- EM algorithm is a numerical method. It is not specific to any machine learning model. Common applications include hidden markov model and mixed Gaussians. The algorithm is not a classifier.
- Logistic regression is a statistical model. You need to pick a numerical method for logistic regression.
- Naive Bayesian is a statistical model. You need to pick a numerical method (if closed-form posterior distribution not available).
You will need to understand maximum likelihood
before you tackle the EM algorithm. Briefly, the maximum likelihood is a method for estimating the most likely parameters in your model. For instance, if you have a sequence of randomly and identically distributed Gaussian random variables, the maximum likelihood estimator for your Gaussian mean is just the sample mean.
When you fit a logistic regression, you use a numerical method (e.g. iteratively reweighted least squares) to maximise your log-likelihood function.

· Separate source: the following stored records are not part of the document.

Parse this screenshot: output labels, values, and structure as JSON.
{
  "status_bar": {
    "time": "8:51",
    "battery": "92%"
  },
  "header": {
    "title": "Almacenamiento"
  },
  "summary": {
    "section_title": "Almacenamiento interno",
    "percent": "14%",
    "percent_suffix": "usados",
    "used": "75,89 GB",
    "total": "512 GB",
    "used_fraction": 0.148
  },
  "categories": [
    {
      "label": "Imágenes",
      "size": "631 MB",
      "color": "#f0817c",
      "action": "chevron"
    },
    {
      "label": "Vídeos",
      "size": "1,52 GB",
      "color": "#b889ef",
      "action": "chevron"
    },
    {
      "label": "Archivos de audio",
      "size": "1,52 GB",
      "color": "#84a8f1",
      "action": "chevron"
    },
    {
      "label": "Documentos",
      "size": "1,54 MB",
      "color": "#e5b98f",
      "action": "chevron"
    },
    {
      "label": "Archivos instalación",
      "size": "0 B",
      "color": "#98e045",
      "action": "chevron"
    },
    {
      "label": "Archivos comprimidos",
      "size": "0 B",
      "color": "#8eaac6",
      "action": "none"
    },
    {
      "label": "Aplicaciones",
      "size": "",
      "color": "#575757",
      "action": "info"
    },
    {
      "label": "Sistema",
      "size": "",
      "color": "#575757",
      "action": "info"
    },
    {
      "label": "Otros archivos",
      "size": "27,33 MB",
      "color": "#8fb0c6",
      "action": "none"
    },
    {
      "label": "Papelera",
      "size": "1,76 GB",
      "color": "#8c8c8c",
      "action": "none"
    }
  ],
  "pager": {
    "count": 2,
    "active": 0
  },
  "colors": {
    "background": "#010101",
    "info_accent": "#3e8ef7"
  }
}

Everything is good, but it's not possible to maximum the likelihood directly if you have some latent variables. A common example is modelling your DNA sequences with hidden markov model, where the latent state is unknown.
You can't do it because you don't know the latent variables. If you do, they are not latent by definition.
EM algorithm
is a numerical method to estimate maximum likelihood when you have latent variables. The mathematics is complicated but the idea is simple. You start off with some initial values for your parameters. You update your parameters and latent variables, and the algorithm converges when the change in the log-likelihood function falls below some threshold.